ZDNet has posted a summary of Microsoft’s response after last week’s outage of their cloud-based Office 365 and Dynamics Online services. Apparently the later was due to a configuration error that was pushed to all the data-centers, while the former was apparently caused by a “defective Cisco gear.”
I don’t think both reasons are acceptable. For the Dynamics issue, a proper staging test environment probably exists. Clearly they missed a key point to check and test before pushing their build to production – this can happen to anyone, nobody can think of everything. We can only hope for them they now took this into account and will add such a test-case in their pre-deployment scenarios. Spirent solution for this, beyond the actual test tools, is iTest which actually designed for that kind of issues.

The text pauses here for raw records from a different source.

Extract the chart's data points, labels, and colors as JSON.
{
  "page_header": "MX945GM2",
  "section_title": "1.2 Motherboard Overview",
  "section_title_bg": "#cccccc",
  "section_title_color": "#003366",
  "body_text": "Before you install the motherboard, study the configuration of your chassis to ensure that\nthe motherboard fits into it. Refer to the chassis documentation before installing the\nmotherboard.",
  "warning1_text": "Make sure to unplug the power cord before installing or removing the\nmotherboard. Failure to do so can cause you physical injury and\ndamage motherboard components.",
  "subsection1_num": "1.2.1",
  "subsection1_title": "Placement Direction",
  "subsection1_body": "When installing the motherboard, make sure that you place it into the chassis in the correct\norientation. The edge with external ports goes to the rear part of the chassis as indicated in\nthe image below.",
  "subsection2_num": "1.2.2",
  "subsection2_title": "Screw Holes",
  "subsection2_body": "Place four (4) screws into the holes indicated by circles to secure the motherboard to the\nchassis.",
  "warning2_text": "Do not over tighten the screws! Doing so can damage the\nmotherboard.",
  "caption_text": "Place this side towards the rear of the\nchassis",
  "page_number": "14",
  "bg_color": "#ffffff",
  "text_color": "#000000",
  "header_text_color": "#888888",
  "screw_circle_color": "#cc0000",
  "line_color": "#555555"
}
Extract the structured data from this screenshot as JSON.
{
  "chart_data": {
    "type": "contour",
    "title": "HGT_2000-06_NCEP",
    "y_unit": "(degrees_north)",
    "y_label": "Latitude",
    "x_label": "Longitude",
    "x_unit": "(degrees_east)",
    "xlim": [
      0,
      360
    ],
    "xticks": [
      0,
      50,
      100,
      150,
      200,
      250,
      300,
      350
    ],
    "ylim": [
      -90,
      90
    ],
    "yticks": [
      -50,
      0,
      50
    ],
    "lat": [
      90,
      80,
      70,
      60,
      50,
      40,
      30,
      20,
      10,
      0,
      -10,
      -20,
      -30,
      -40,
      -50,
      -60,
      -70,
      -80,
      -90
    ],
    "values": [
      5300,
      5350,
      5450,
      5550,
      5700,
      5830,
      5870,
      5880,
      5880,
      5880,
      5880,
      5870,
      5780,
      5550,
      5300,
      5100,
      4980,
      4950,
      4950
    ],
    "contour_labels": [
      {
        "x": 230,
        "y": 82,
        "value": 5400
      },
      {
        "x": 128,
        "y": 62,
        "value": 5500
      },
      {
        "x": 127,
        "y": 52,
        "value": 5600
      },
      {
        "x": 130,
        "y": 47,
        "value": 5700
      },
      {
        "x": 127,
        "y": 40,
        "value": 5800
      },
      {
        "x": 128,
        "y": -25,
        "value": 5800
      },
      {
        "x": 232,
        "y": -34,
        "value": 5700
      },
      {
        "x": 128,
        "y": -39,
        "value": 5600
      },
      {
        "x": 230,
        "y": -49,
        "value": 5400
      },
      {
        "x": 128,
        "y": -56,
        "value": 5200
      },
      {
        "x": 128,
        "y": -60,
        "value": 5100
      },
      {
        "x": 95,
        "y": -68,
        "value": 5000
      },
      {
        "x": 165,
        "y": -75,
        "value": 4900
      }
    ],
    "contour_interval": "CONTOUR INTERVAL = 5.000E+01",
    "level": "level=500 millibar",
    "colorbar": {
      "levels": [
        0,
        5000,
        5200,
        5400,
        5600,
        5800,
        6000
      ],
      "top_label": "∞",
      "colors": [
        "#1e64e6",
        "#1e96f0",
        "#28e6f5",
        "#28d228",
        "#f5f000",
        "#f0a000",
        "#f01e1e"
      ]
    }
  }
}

The second reason, “defective Cisco gear”, is more… dubious. For one, I don’t think singling Cisco out is nice. Hardware defect does happen, and pointing fingers to a specific vendor is, well, rude. Secondly, a proper network should be designed around High-Availability ; taking into account any single – or multiple – point(s) of failure in the network. I guess it’s possible to have several routers die at the exact same time, but it’d be interesting to run the math and figure out what the odds are. Do I have to mention that testing HA/failure scenarios is of paramount importance specifically for this reason?
Microsoft stated they will provide a 25% credit to their impacted users. That probably cost a whole lot more than what it would have to properly test their network infrastructure.